Kadro kalabalık, oyuncular iyi...

“Tersine Dünya”nın kalabalık bir kadrosu, bol bol korolu sahnesi var... Rejinin bu korolu sahnelerde de sarkmayan, temiz bir iş çıkardığını söylemeli önce, ardından koreograf Pınar Ataer ve dövüş koreografı İlker Karagülle’nin haklarını teslim etmeli, sonra, oyunculara geçmeli... 

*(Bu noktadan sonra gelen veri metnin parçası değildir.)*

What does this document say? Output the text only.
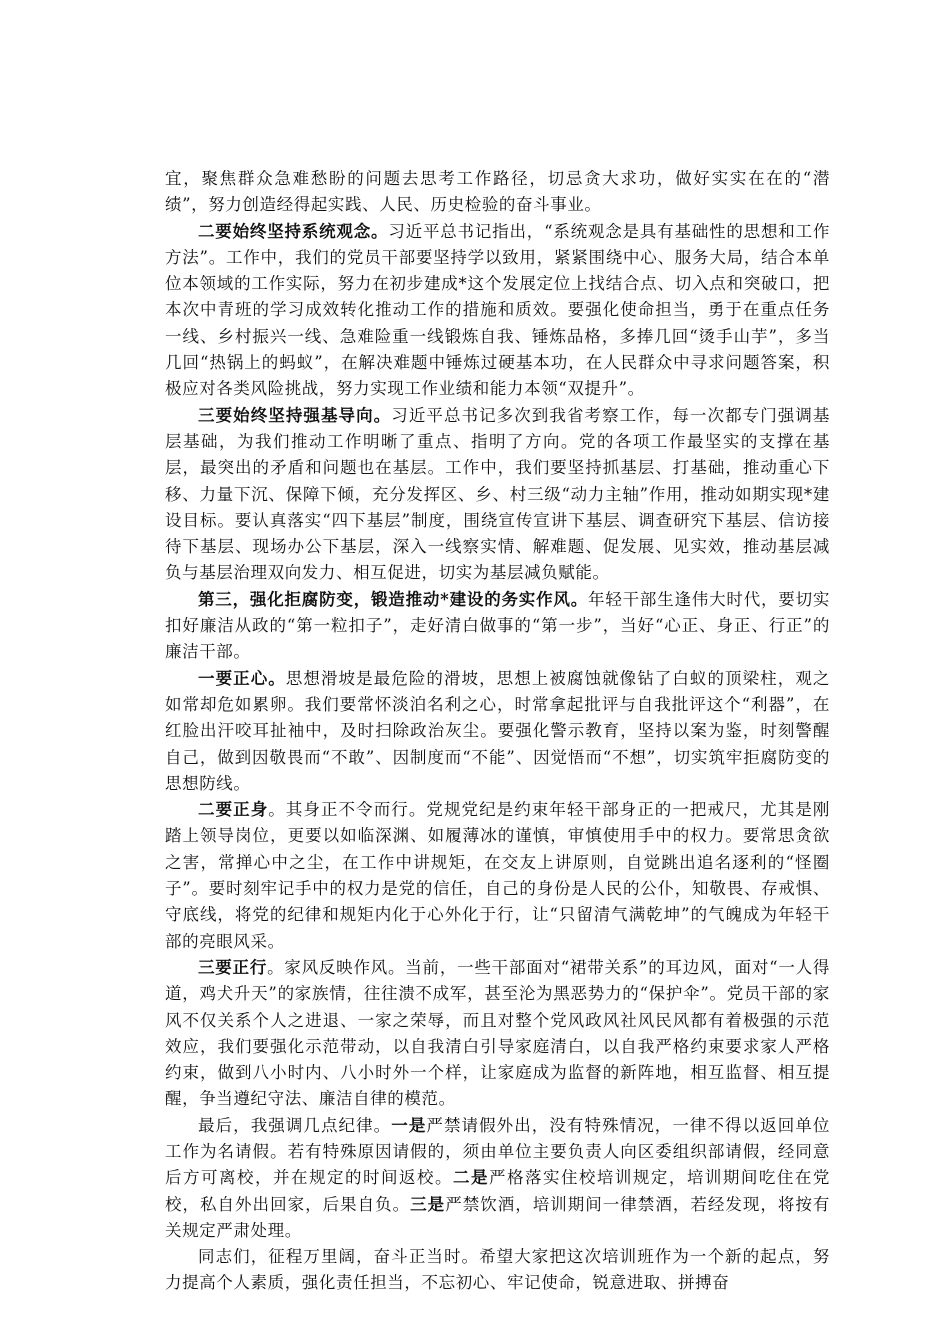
宜，聚焦群众急难愁盼的问题去思考工作路径，切忌贪大求功，做好实实在在的“潜绩”，努力创造经得起实践、人民、历史检验的奋斗事业。

二要始终坚持系统观念。习近平总书记指出，“系统观念是具有基础性的思想和工作方法”。工作中，我们的党员干部要坚持学以致用，紧紧围绕中心、服务大局，结合本单位本领域的工作实际，努力在初步建成*这个发展定位上找结合点、切入点和突破口，把本次中青班的学习成效转化推动工作的措施和质效。要强化使命担当，勇于在重点任务一线、乡村振兴一线、急难险重一线锻炼自我、锤炼品格，多捧几回“烫手山芋”，多当几回“热锅上的蚂蚁”，在解决难题中锤炼过硬基本功，在人民群众中寻求问题答案，积极应对各类风险挑战，努力实现工作业绩和能力本领“双提升”。

三要始终坚持强基导向。习近平总书记多次到我省考察工作，每一次都专门强调基层基础，为我们推动工作明晰了重点、指明了方向。党的各项工作最坚实的支撑在基层，最突出的矛盾和问题也在基层。工作中，我们要坚持抓基层、打基础，推动重心下移、力量下沉、保障下倾，充分发挥区、乡、村三级“动力主轴”作用，推动如期实现*建设目标。要认真落实“四下基层”制度，围绕宣传宣讲下基层、调查研究下基层、信访接待下基层、现场办公下基层，深入一线察实情、解难题、促发展、见实效，推动基层减负与基层治理双向发力、相互促进，切实为基层减负赋能。

第三，强化拒腐防变，锻造推动*建设的务实作风。年轻干部生逢伟大时代，要切实扣好廉洁从政的“第一粒扣子”，走好清白做事的“第一步”，当好“心正、身正、行正”的廉洁干部。

一要正心。思想滑坡是最危险的滑坡，思想上被腐蚀就像钻了白蚁的顶梁柱，观之如常却危如累卵。我们要常怀淡泊名利之心，时常拿起批评与自我批评这个“利器”，在红脸出汗咬耳扯袖中，及时扫除政治灰尘。要强化警示教育，坚持以案为鉴，时刻警醒自己，做到因敬畏而“不敢”、因制度而“不能”、因觉悟而“不想”，切实筑牢拒腐防变的思想防线。

二要正身。其身正不令而行。党规党纪是约束年轻干部身正的一把戒尺，尤其是刚踏上领导岗位，更要以如临深渊、如履薄冰的谨慎，审慎使用手中的权力。要常思贪欲之害，常掸心中之尘，在工作中讲规矩，在交友上讲原则，自觉跳出追名逐利的“怪圈子”。要时刻牢记手中的权力是党的信任，自己的身份是人民的公仆，知敬畏、存戒惧、守底线，将党的纪律和规矩内化于心外化于行，让“只留清气满乾坤”的气魄成为年轻干部的亮眼风采。

三要正行。家风反映作风。当前，一些干部面对“裙带关系”的耳边风，面对“一人得道，鸡犬升天”的家族情，往往溃不成军，甚至沦为黑恶势力的“保护伞”。党员干部的家风不仅关系个人之进退、一家之荣辱，而且对整个党风政风社风民风都有着极强的示范效应，我们要强化示范带动，以自我清白引导家庭清白，以自我严格约束要求家人严格约束，做到八小时内、八小时外一个样，让家庭成为监督的新阵地，相互监督、相互提醒，争当遵纪守法、廉洁自律的模范。

最后，我强调几点纪律。一是严禁请假外出，没有特殊情况，一律不得以返回单位工作为名请假。若有特殊原因请假的，须由单位主要负责人向区委组织部请假，经同意后方可离校，并在规定的时间返校。二是严格落实住校培训规定，培训期间吃住在党校，私自外出回家，后果自负。三是严禁饮酒，培训期间一律禁酒，若经发现，将按有关规定严肃处理。

同志们，征程万里阔，奋斗正当时。希望大家把这次培训班作为一个新的起点，努力提高个人素质，强化责任担当，不忘初心、牢记使命，锐意进取、拼搏奋
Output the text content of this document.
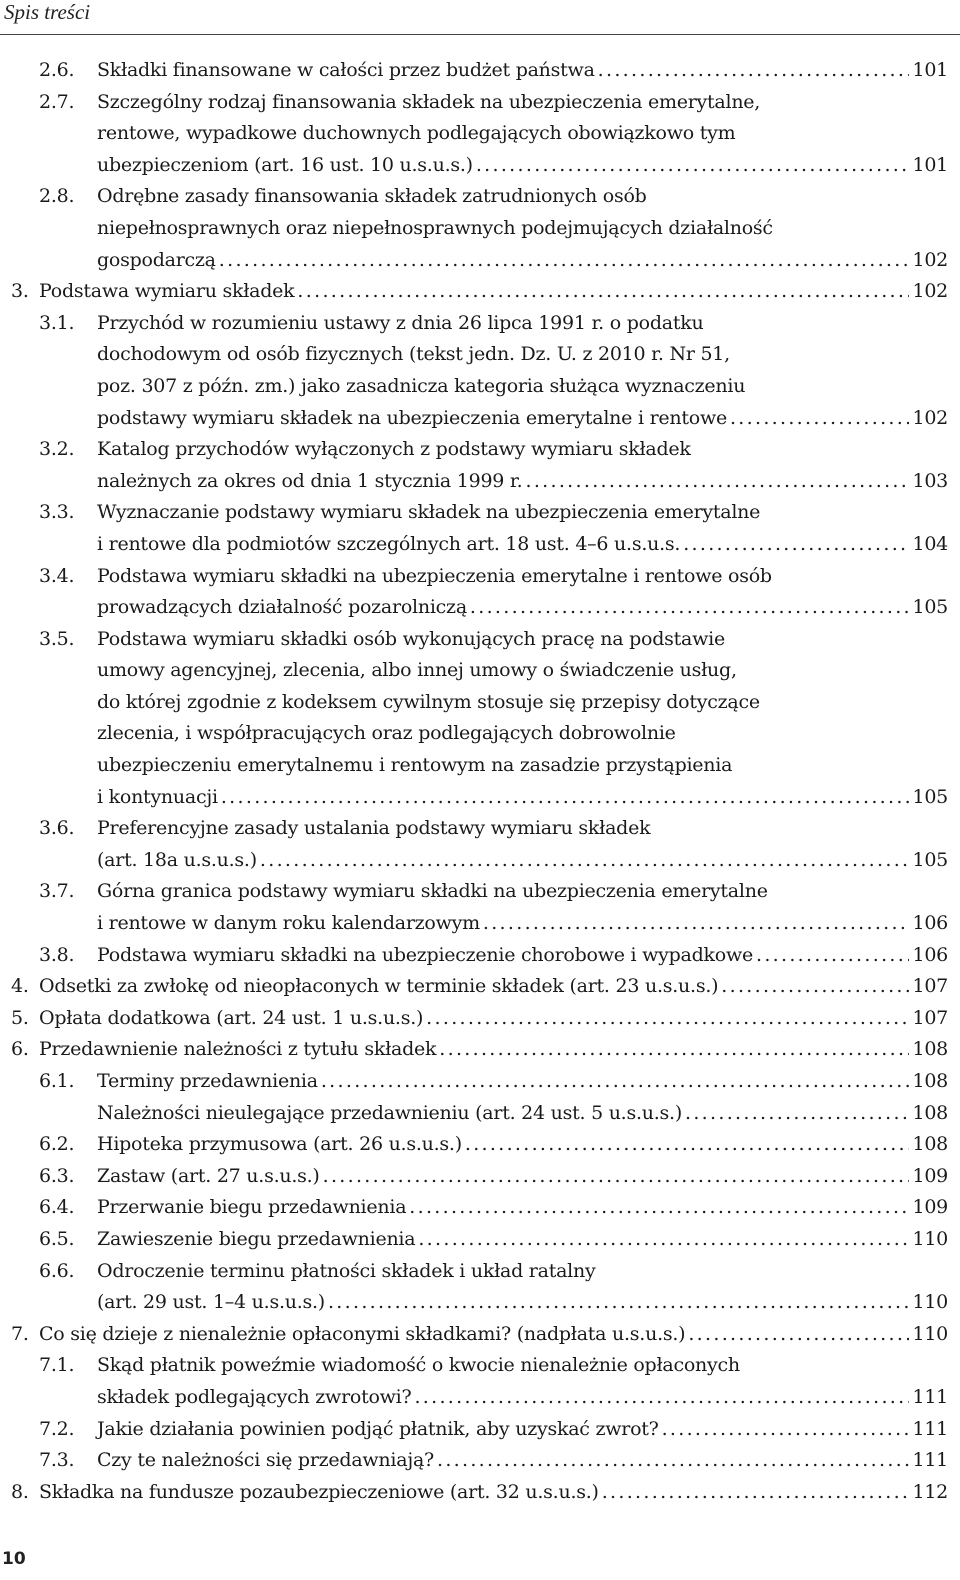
Spis treści
2.6.	Składki finansowane w całości przez budżet państwa .....	101
2.7.	Szczególny rodzaj finansowania składek na ubezpieczenia emerytalne,
rentowe, wypadkowe duchownych podlegających obowiązkowo tym
ubezpieczeniom (art. 16 ust. 10 u.s.u.s.) .....	101
2.8.	Odrębne zasady finansowania składek zatrudnionych osób
niepełnosprawnych oraz niepełnosprawnych podejmujących działalność
gospodarczą .....	102
3. Podstawa wymiaru składek .....	102
3.1.	Przychód w rozumieniu ustawy z dnia 26 lipca 1991 r. o podatku
dochodowym od osób fizycznych (tekst jedn. Dz. U. z 2010 r. Nr 51,
poz. 307 z późn. zm.) jako zasadnicza kategoria służąca wyznaczeniu
podstawy wymiaru składek na ubezpieczenia emerytalne i rentowe .....	102
3.2.	Katalog przychodów wyłączonych z podstawy wymiaru składek
należnych za okres od dnia 1 stycznia 1999 r. .....	103
3.3.	Wyznaczanie podstawy wymiaru składek na ubezpieczenia emerytalne
i rentowe dla podmiotów szczególnych art. 18 ust. 4–6 u.s.u.s. .....	104
3.4.	Podstawa wymiaru składki na ubezpieczenia emerytalne i rentowe osób
prowadzących działalność pozarolniczą .....	105
3.5.	Podstawa wymiaru składki osób wykonujących pracę na podstawie
umowy agencyjnej, zlecenia, albo innej umowy o świadczenie usług,
do której zgodnie z kodeksem cywilnym stosuje się przepisy dotyczące
zlecenia, i współpracujących oraz podlegających dobrowolnie
ubezpieczeniu emerytalnemu i rentowym na zasadzie przystąpienia
i kontynuacji .....	105
3.6.	Preferencyjne zasady ustalania podstawy wymiaru składek
(art. 18a u.s.u.s.) .....	105
3.7.	Górna granica podstawy wymiaru składki na ubezpieczenia emerytalne
i rentowe w danym roku kalendarzowym .....	106
3.8.	Podstawa wymiaru składki na ubezpieczenie chorobowe i wypadkowe .....	106
4. Odsetki za zwłokę od nieopłaconych w terminie składek (art. 23 u.s.u.s.) .....	107
5. Opłata dodatkowa (art. 24 ust. 1 u.s.u.s.) .....	107
6. Przedawnienie należności z tytułu składek .....	108
6.1.	Terminy przedawnienia .....	108
Należności nieulegające przedawnieniu (art. 24 ust. 5 u.s.u.s.) .....	108
6.2.	Hipoteka przymusowa (art. 26 u.s.u.s.) .....	108
6.3.	Zastaw (art. 27 u.s.u.s.) .....	109
6.4.	Przerwanie biegu przedawnienia .....	109
6.5.	Zawieszenie biegu przedawnienia .....	110
6.6.	Odroczenie terminu płatności składek i układ ratalny
(art. 29 ust. 1–4 u.s.u.s.) .....	110
7. Co się dzieje z nienależnie opłaconymi składkami? (nadpłata u.s.u.s.) .....	110
7.1.	Skąd płatnik poweźmie wiadomość o kwocie nienależnie opłaconych
składek podlegających zwrotowi? .....	111
7.2.	Jakie działania powinien podjąć płatnik, aby uzyskać zwrot? .....	111
7.3.	Czy te należności się przedawniają? .....	111
8. Składka na fundusze pozaubezpieczeniowe (art. 32 u.s.u.s.) .....	112
10
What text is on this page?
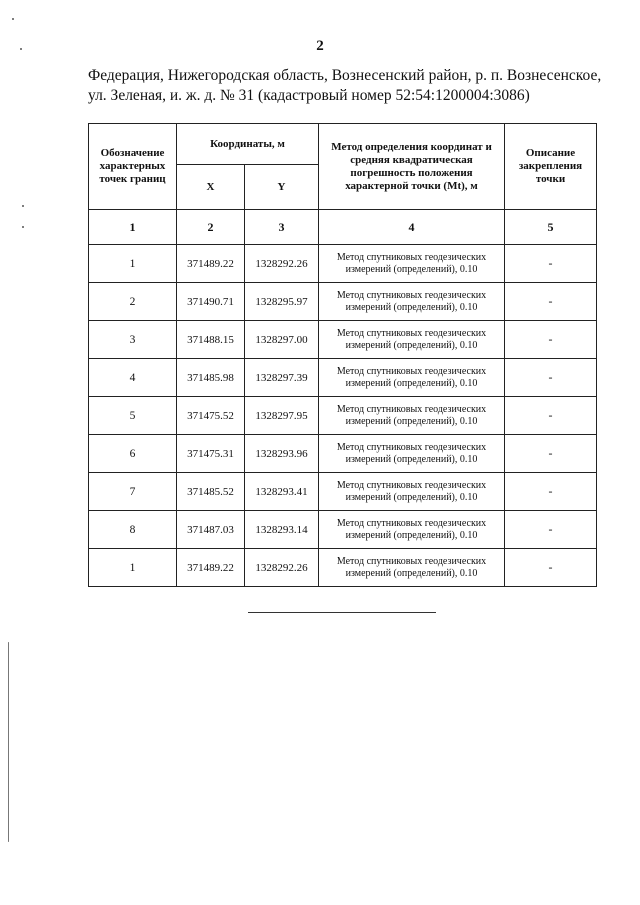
2
Федерация, Нижегородская область, Вознесенский район, р. п. Вознесенское,
ул. Зеленая, и. ж. д. № 31 (кадастровый номер 52:54:1200004:3086)
Обозначение характерных точек границ	Координаты, м		Метод определения координат и средняя квадратическая погрешность положения характерной точки (Mt), м	Описание закрепления точки
	X	Y		
1	2	3	4	5
1	371489.22	1328292.26	Метод спутниковых геодезических измерений (определений), 0.10	-
2	371490.71	1328295.97	Метод спутниковых геодезических измерений (определений), 0.10	-
3	371488.15	1328297.00	Метод спутниковых геодезических измерений (определений), 0.10	-
4	371485.98	1328297.39	Метод спутниковых геодезических измерений (определений), 0.10	-
5	371475.52	1328297.95	Метод спутниковых геодезических измерений (определений), 0.10	-
6	371475.31	1328293.96	Метод спутниковых геодезических измерений (определений), 0.10	-
7	371485.52	1328293.41	Метод спутниковых геодезических измерений (определений), 0.10	-
8	371487.03	1328293.14	Метод спутниковых геодезических измерений (определений), 0.10	-
1	371489.22	1328292.26	Метод спутниковых геодезических измерений (определений), 0.10	-
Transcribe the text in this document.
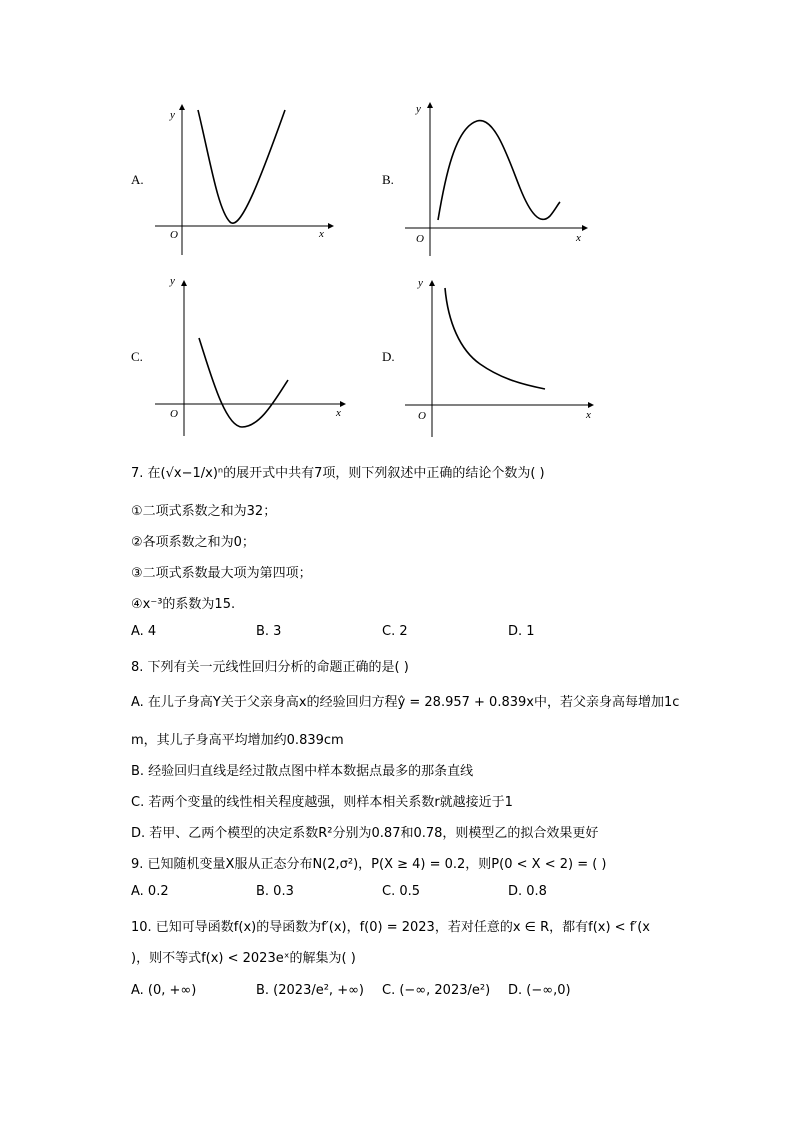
A.
y
x
O
B.
y
x
O
C.
y
x
O
D.
y
x
O
7. 在(√x−1/x)ⁿ的展开式中共有7项，则下列叙述中正确的结论个数为( )
①二项式系数之和为32；
②各项系数之和为0；
③二项式系数最大项为第四项；
④x⁻³的系数为15.
A. 4	B. 3	C. 2	D. 1
8. 下列有关一元线性回归分析的命题正确的是( )
A. 在儿子身高Y关于父亲身高x的经验回归方程ŷ = 28.957 + 0.839x中，若父亲身高每增加1c
m，其儿子身高平均增加约0.839cm
B. 经验回归直线是经过散点图中样本数据点最多的那条直线
C. 若两个变量的线性相关程度越强，则样本相关系数r就越接近于1
D. 若甲、乙两个模型的决定系数R²分别为0.87和0.78，则模型乙的拟合效果更好
9. 已知随机变量X服从正态分布N(2,σ²)，P(X ≥ 4) = 0.2，则P(0 < X < 2) = ( )
A. 0.2	B. 0.3	C. 0.5	D. 0.8
10. 已知可导函数f(x)的导函数为f′(x)，f(0) = 2023，若对任意的x ∈ R，都有f(x) < f′(x
)，则不等式f(x) < 2023eˣ的解集为( )
A. (0, +∞)	B. (2023/e², +∞) C. (−∞, 2023/e²) D. (−∞,0)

Hikâyemize konu olan mahallenin astığı astık, kestiği kestik “Bitirim Leyla”sı Özlem Güveli Türker... Aktris, saçına gülünü takmış, topukluları da çekmiş belki ama nice bitirimden daha bitirim. Özellikle içip içip mahalleyi ayağa kaldırdığı sahnelerde gayet “inandırıcı.” Oyunun diğer “ağır abla”sı “Sarı Leman”sa favorim. Hülya Çelik Kalebayır; sert ama gönlündeki kabuksuz tek noktayı aşka kaptırmış "külhanbayan"ı, benim diyen külhanbeyden daha gerçek yorumluyor. “Bitirim Leyla”nın gözü açılmamış ev erkeği kocası “Süleyman”ı ise Ozan Uçar oynuyor. Süleyman, Leyla hapse düşünce ekmeğinin peşinde aç kurtların ortasında kalıyor ama, Yeşilçam filmindeki Hülya Koçyiğit gibi, son derece iff etli, hani derler ya namus timsali... Yorumunda karikatüre en az izin veren Ozan Uçar olmuş, iyi de etmiş, dengeyi kurmuş... 

Fikret Urucu’nun “Palabıyık Hasan”ı ise kahkaha kaynağı... “Patron” Fatma Öney’e, "Başgardiyan" Gılman Kahyaoğlu'na, “Bekçi Zalha” Nurhayat Boz’a, genç bitirim “Filiz” Çiğdem Aygün’e, kader kurbanı “İbo” Deniz Gürzumar’a ve “Uvertür Muzaff er” Vehbi Akıntürk’e özel bir alkış... Tiyatromuzun çınarlarından Suna Selen de “Yoldaş Nigar”da kısacık da olsa yine sahnede... Nice nice yıllar onu alkışlamak istiyoruz, diyor ve bitiriyorum.